UniteLabs
Guides

Building an ETL

Extract, transform, and load data between lab instruments and external systems using UniteLabs.

This guide walks through building a production-ready ETL pipeline that monitors a LabChip GXII Touch instrument directory, archives raw files to Object Storage, and writes structured records to the Data Warehouse. The same pattern applies to any File System Connector and any instrument type.

Prerequisites

  • A running File System Connector (e.g., "File System (LabChip demo)").
  • datalake-admin and warehouse-admin secrets configured in UniteLabs. See Secrets.
  • Python packages: prefect>=3.0, unitelabs-sdk, sqlmodel, boto3, pandas, asyncpg.

Architecture

The pipeline uses three sequential stages inside a single Prefect @flow:

  1. Reconcile — on startup, compare the connector's current file list against Warehouse records to detect files that were written while the pipeline was offline.
  2. Process backlog — archive and register every reconciled file that has not yet been stored.
  3. Watch in real time — subscribe to change events and process new files as they arrive.
This three-stage pattern ensures no files are skipped even if the workflow was offline when the instrument wrote results.

Define the data model

Define a SourceFiles model to track every file the pipeline has seen. Keep it in a shared models.py so both the flow and any query scripts can import it:

models.py
from datetime import datetime
from typing import Any

import sqlalchemy as sa
from sqlmodel import Field, SQLModel


class SourceFiles(SQLModel, table=True):
    __tablename__ = "source_files"

    id: int | None = Field(default=None, primary_key=True)
    file_path: str                          # Original path on the connector
    s3_object_path: str                     # Path inside the S3 bucket
    connector_name: str
    instrument_type: str
    file_metadata: dict[str, Any] | None = Field(
        default=None, sa_type=sa.JSON
    )
    updated_at: datetime

Task: register a source file

Write a single file record to the Warehouse. Using upsert_record with file_path as the conflict key makes the task safe to retry:

from datetime import datetime, timezone
from prefect import task


@task(name="Register Source File")
async def register_source_file_task(
    file_path: str,
    s3_object_path: str,
    connector_name: str,
    instrument_type: str,
    warehouse,
) -> SourceFiles:
    record = SourceFiles(
        file_path=file_path,
        s3_object_path=s3_object_path,
        connector_name=connector_name,
        instrument_type=instrument_type,
        updated_at=datetime.now(tz=timezone.utc),
    )
    await warehouse.upsert_record(record)
    return record

Task: archive to Object Storage

Upload the raw file from the connector directly to S3. The transfer happens on the connector side — no data passes through the workflow host:

from unitelabs.sdk import AsyncApiClient


@task(name="Archive to Object Storage")
async def archive_file_task(
    connector_name: str,
    file_path: str,
    s3_url: str,
) -> str:
    async with AsyncApiClient() as client:
        device = await client.get_service_by_name(connector_name)
        await device.s3_service.upload_file(path=file_path, s3_url=s3_url)
    return s3_url

Task: reconcile missed files

On startup, list all files currently visible to the connector and cross-reference against Warehouse records. Returns only files not yet registered:

@task(name="Reconcile Connector Files")
async def reconcile_connector_files_task(
    connector_name: str,
    instrument_type: str,
    warehouse,
) -> dict:
    async with AsyncApiClient() as client:
        device = await client.get_service_by_name(connector_name)
        whitelist = await device.folder_service.get_folder_whitelist()

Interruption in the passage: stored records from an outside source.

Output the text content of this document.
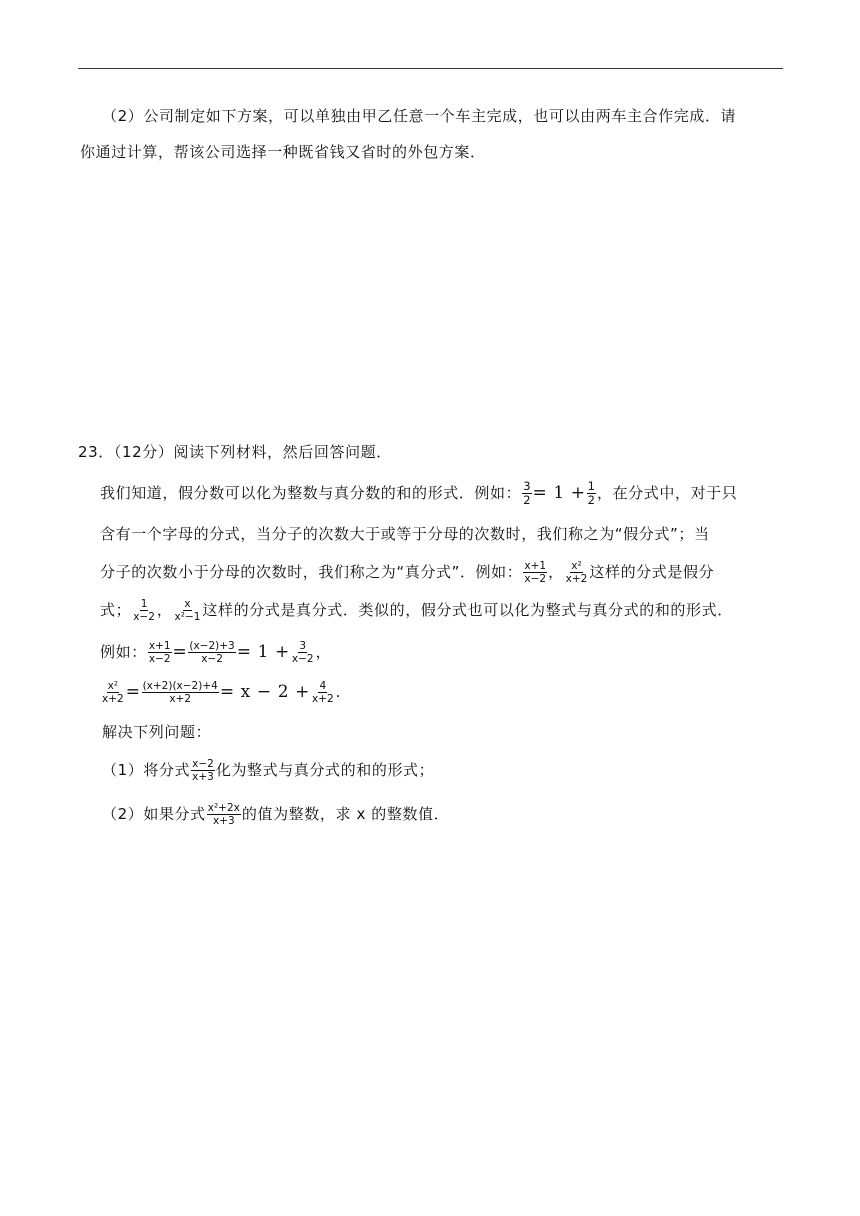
（2）公司制定如下方案，可以单独由甲乙任意一个车主完成，也可以由两车主合作完成．请
你通过计算，帮该公司选择一种既省钱又省时的外包方案．
23．（12分）阅读下列材料，然后回答问题．
我们知道，假分数可以化为整数与真分数的和的形式．例如： $\frac{3}{2} = 1 + \frac{1}{2}$ ，在分式中，对于只
含有一个字母的分式，当分子的次数大于或等于分母的次数时，我们称之为“假分式”；当
分子的次数小于分母的次数时，我们称之为“真分式”．例如： $\frac{x+1}{x-2}$ ， $\frac{\text{x²}}{x+2}$ 这样的分式是假分
式； $\frac{1}{x-2}$ ， $\frac{x}{\text{x²−1}}$ 这样的分式是真分式．类似的，假分式也可以化为整式与真分式的和的形式．
例如： $\frac{x+1}{x-2} = \frac{(x-2)+3}{x-2} = 1 + \frac{3}{x-2}$ ，
$\frac{\text{x²}}{x+2} = \frac{(x+2)(x-2)+4}{x+2} = x - 2 + \frac{4}{x+2}$ .
解决下列问题：
（1）将分式 $\frac{x-2}{x+3}$ 化为整式与真分式的和的形式；
（2）如果分式 $\frac{\text{x²+2x}}{x+3}$ 的值为整数，求 x 的整数值．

        all_files: list[str] = []
        for folder in whitelist:
            files = await device.folder_service.get_folder_contents(path=folder)
            all_files.extend(files)

    existing = await warehouse.query_records(
        SourceFiles,
        instrument_type=instrument_type,
    )
    existing_paths = {r.file_path for r in existing}

    reconciled = [f for f in all_files if f not in existing_paths]
    return {
        "reconciled_files": reconciled,
        "total_on_disk": len(all_files),
    }

Task: watch for new files

A long-running task that yields each new file event as it arrives from the connector:

@task(name="Watch for New Files")
async def watch_for_new_files_task(connector_name: str):
    async with AsyncApiClient() as client:
        device = await client.get_service_by_name(connector_name)
        async with await device.folder_service.subscribe_changes() as sub:
            async for file_path in sub:
                yield {"file_path": file_path}

The flow: wiring it together

The @flow function runs all three stages in order. Stages 2 and 3 call the same archive + register tasks so the logic is never duplicated:

from unitelabs.sdk import AsyncApiClient
from prefect import flow, get_run_logger


@flow(log_prints=True, name="LabChip GXII Touch ETL Pipeline")
async def labchip_etl_flow(
    connector_name: str = "File System (Labchip demo)",
    instrument_type: str = "labchip",
    s3_bucket_prefix: str = "data/instruments/labchip",
) -> None:
    logger = get_run_logger()

    # Load S3 credentials from secrets
    async with AsyncApiClient() as client:
        secrets = await client.get("/secrets")
    datalake = next(s for s in secrets if s["name"] == "datalake-admin")
    p = datalake["parameters"]
    s3_base = (
        f"s3s://{p['minio_root_user']}:{p['minio_root_password']}"
        f"@{p['aws_client_parameters']['endpoint_url'].replace('http://', '')}"
        f"/{p['aws_client_parameters']['bucket_name']}/{s3_bucket_prefix}"
    )

    warehouse = get_warehouse_client()
    await warehouse.ensure_tables_exist()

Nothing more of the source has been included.